VOLT: A ajuda não é pra nós, é pró Padre Zorb.
PROSTITUTA: Um padre precisa dos meus serviços? Não era a primeira vez mas é sempre de uma pessoa ficar admira…
VOLT: É urgente senhora, ele está estendido no meio da igreja.
PROSTITUTA: Na igreja?! Isso é novo para mim, mas um cliente é um cliente… obrigado rapazes, eu vou dar uma ajudinha ao vosso amigo… xau.
GURB: Porque é que ela disse que o Padre Zorb era um cliente?!
VOLT: Sei lá, coisas de adultos… olha pr’ali, tas a ver o mesmo que eu?

GURB: Acho que sim.
Os dois rapazes nem queriam acreditar naquilo que estavam a ver.
Diante deles, a olhar perdidamente de um lado para o outro enquanto caminhava apressadamente, estava nem mais nem menos que o Presidente do Clube de Futebol do Porto, o mítico Costa e Pinto.
Volt e Gurb já tinham ouvido histórias fantásticas sobre ele por isso aproximaram-se cheios de emoção.
VOLT: Olá… o senhor não é o Presidente Costa e Pinto?
PRESIDENTE: É berdade, sou eu.
GURB: Uau! Podia-nos dar o seu autógrafo?
PRESIDENTE: Puder, podia mas não o bou fazer, tou muito ocupado… ando à procura do fim do mundo.
GURB: Que grande coincidência Presidente, nós também… mas pra que é que o senhor anda à procura dele?
PRESIDENTE: Bocês prometem que não dizem nada a ninguém?
VOLT: Claro que não, somos crianças, a nossa especialidade é guardar segredos.
PRESIDENTE: Bou confiar em bocês… bom, prestem atenção, eu ando à procura do fim do mundo porque…

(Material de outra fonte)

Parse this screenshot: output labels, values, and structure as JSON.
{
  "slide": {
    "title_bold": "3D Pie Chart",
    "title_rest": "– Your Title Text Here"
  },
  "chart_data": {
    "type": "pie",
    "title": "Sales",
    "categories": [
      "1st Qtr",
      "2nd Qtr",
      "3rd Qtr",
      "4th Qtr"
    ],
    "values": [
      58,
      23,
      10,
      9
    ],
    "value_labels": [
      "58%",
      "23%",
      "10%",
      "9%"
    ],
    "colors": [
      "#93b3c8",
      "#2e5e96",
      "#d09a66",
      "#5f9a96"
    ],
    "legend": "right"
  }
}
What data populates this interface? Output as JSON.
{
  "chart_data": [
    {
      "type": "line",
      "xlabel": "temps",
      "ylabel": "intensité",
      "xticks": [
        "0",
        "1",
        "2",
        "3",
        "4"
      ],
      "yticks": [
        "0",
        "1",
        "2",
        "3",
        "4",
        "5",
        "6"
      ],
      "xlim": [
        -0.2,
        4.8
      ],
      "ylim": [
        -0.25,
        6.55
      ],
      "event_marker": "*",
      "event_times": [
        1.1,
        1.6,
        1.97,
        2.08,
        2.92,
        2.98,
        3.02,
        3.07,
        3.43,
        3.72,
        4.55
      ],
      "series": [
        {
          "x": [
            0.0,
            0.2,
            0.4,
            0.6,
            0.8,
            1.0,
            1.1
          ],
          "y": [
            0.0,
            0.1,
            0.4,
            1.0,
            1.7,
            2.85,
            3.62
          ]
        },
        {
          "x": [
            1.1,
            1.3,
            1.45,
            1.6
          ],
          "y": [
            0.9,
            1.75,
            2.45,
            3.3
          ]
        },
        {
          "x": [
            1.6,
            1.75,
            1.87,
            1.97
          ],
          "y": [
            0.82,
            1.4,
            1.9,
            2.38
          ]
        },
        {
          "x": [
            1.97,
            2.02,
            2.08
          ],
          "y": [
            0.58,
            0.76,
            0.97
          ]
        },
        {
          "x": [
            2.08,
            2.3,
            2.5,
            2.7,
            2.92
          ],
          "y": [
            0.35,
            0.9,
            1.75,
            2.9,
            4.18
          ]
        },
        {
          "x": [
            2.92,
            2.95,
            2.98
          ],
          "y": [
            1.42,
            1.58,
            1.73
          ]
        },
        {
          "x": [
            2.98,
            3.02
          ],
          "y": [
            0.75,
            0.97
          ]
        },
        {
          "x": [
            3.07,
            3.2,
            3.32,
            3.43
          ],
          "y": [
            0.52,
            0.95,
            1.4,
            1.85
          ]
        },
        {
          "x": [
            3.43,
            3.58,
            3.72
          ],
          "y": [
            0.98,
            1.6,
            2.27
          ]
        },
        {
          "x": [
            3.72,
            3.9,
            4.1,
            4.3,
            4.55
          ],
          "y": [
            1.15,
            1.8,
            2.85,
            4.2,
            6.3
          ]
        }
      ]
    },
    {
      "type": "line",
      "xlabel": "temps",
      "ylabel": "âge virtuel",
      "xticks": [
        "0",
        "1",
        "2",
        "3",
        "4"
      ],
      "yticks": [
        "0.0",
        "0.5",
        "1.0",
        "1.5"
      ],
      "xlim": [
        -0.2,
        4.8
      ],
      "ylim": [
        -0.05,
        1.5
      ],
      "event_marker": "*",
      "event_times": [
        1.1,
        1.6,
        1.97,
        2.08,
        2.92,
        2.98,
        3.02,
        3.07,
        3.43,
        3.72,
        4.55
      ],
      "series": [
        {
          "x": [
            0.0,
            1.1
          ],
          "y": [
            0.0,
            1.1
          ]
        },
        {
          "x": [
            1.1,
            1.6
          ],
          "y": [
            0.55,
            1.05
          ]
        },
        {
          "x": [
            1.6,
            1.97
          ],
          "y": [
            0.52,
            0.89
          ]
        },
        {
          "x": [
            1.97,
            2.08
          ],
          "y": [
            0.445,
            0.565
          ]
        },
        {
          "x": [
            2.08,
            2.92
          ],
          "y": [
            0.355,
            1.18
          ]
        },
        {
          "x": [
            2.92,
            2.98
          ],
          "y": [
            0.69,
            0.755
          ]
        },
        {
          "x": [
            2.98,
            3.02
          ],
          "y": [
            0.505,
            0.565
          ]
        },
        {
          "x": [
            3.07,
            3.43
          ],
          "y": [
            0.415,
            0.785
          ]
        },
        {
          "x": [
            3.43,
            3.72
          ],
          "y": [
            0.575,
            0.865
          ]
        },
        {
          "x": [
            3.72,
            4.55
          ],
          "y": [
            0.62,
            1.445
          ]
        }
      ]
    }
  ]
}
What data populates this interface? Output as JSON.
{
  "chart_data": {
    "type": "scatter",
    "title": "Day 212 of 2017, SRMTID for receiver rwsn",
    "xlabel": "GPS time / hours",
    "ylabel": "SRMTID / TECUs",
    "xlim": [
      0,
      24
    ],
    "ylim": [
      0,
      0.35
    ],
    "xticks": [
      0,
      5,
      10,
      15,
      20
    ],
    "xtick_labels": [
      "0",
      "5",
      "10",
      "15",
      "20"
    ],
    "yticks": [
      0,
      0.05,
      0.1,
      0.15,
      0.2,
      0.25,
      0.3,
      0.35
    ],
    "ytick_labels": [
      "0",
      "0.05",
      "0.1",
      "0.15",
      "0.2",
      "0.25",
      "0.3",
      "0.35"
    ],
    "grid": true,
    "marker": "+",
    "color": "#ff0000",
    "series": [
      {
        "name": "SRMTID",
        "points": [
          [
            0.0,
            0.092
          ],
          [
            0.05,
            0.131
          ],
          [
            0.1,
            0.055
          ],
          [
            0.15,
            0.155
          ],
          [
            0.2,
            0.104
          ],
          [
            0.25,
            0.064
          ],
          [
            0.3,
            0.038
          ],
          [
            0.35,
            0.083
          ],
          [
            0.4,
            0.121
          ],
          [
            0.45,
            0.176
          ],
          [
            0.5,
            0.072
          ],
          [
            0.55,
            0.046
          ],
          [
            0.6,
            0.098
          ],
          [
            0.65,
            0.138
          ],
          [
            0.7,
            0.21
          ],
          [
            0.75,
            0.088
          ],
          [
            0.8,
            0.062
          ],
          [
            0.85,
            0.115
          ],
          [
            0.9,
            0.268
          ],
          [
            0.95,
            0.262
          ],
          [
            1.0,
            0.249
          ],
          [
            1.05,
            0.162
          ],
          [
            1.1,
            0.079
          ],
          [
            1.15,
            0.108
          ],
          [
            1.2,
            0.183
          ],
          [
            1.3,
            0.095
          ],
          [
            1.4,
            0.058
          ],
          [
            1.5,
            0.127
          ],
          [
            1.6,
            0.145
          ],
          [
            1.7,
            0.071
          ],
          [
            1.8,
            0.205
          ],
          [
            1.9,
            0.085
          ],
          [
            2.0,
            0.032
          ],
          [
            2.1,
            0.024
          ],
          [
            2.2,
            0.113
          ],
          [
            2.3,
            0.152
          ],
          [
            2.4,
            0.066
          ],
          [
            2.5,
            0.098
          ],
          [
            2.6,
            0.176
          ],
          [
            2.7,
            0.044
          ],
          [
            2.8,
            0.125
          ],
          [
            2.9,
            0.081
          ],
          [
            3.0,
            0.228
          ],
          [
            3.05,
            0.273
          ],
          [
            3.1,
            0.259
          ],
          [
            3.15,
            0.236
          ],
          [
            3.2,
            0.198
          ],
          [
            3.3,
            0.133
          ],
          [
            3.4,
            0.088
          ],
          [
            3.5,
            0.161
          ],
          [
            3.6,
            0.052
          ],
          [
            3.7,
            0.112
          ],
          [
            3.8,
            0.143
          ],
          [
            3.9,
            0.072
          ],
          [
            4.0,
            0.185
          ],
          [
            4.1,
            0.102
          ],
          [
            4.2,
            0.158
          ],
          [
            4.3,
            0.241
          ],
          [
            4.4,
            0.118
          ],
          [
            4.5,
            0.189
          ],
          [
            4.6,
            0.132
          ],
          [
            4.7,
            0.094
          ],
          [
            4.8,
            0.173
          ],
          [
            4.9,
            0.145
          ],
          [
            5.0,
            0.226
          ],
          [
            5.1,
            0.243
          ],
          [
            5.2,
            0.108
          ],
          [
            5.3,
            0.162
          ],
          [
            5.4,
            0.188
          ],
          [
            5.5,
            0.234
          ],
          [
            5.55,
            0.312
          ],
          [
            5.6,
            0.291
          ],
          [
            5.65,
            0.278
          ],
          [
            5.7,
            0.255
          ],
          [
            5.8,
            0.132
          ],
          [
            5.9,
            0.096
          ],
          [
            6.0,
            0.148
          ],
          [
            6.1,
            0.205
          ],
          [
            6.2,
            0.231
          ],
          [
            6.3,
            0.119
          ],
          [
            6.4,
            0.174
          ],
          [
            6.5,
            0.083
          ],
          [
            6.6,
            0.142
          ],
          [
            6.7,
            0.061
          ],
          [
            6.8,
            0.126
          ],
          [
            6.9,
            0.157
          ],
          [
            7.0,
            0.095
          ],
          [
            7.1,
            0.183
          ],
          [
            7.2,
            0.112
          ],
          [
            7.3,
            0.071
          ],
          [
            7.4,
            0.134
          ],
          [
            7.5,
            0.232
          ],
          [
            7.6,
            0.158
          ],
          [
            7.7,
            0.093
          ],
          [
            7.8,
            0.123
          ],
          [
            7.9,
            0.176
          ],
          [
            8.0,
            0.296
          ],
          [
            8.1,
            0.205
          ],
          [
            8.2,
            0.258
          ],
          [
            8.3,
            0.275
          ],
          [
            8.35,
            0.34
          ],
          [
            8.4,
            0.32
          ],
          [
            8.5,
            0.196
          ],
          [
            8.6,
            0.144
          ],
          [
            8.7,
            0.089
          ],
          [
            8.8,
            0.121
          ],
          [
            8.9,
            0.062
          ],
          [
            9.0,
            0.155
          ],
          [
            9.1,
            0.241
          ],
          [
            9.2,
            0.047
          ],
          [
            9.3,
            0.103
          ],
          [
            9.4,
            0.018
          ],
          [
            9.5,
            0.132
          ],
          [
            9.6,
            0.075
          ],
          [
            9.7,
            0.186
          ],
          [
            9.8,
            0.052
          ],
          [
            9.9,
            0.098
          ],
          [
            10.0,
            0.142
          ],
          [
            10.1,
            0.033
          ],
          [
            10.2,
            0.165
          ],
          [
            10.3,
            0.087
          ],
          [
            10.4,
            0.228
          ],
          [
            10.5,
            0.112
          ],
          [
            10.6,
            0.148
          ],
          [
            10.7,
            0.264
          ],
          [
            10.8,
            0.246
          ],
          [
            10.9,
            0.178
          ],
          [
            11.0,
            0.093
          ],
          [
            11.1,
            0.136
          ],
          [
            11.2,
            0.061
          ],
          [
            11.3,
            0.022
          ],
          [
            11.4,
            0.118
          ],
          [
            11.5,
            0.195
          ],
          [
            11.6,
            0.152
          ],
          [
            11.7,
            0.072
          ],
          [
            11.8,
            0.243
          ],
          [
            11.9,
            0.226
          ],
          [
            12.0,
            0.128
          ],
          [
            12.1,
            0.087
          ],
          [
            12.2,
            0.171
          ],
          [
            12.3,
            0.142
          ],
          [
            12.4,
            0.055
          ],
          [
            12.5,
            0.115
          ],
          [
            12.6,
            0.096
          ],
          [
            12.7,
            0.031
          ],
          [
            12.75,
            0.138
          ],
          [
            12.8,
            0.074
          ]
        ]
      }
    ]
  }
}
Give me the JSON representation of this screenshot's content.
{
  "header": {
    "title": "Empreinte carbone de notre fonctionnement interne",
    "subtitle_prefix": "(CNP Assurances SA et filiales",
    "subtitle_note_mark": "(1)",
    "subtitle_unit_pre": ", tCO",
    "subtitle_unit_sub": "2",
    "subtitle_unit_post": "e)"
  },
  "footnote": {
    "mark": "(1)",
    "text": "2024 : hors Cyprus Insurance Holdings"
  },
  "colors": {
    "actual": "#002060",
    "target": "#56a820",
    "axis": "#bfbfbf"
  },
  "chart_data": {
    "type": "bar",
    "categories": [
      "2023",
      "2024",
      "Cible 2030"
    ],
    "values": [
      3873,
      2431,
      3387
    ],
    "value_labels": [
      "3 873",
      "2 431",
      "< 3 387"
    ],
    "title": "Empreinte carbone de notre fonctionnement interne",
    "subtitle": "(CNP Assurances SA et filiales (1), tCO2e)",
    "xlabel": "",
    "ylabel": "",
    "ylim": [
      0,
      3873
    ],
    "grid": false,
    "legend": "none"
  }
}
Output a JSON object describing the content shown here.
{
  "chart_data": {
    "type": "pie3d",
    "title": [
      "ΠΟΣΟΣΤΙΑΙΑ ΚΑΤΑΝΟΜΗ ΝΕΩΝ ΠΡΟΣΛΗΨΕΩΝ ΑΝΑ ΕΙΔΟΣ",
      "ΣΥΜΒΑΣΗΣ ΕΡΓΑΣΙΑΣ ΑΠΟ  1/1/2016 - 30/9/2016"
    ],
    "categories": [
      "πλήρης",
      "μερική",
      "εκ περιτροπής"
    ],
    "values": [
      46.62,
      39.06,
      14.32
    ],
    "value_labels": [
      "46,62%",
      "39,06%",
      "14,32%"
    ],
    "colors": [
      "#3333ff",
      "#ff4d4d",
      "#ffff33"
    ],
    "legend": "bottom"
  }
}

Por motivos que se prendem com questões legais, nunca se soube ao certo porque é que o Presidente Costa e Pinto andava à procura do fim do mundo, isso é ainda hoje um mistério.
Volt e Gurb começavam a ficar realmente cansados e acima de tudo com fome… muita fome.
Desgraçadamente os cálculos que Volt tinha feito saíram furados, afinal as duas sandes que ele tinha previsto serem suficientes para dar a volta ao mundo, tinham-se revelado escassas.
Felizmente naquele tempo a comida macrobiótica ainda não tinha sido inventada e na rua, à frente dos miúdos, caminhava um alegre vendedor de cachorros quentes.

À medida que os dois infantes se aproximavam do vendedor de cachorros quentes, um enorme sorriso de satisfação começou a surgir no rosto de cada um deles, o sorriso não era porque os miúdos iriam comer qualquer coisa mas porque finalmente e após terem percorrido uma boa dezena de metros sem parar, eles tinham encontrado o tão ambicionado fim do mundo.
Perante aquilo que estava escrito no carrinho (“CACHORROS-QUENTES DO FIM DO MUNDO”), eles não tiveram dúvidas que o objectivo daquela expedição tinha sido alcançado.
Quem diria que o fim do mundo poderia estar dentro de um carrinho de cachorros quentes?
Volt e Gurb cheios de um orgulho plenamente justificado deram triunfalmente uma volta ao carrinho e foram felizes para casa.
O mais difícil para os dois amigos, até mais que encontrar o próprio fim do mundo, foi convencer as famílias e amigos de que eles tinham realmente conseguido dar a volta ao mundo em 80 passos (os 80 passos foram calculados pelo Volt, logo, grande probabilidade de erro).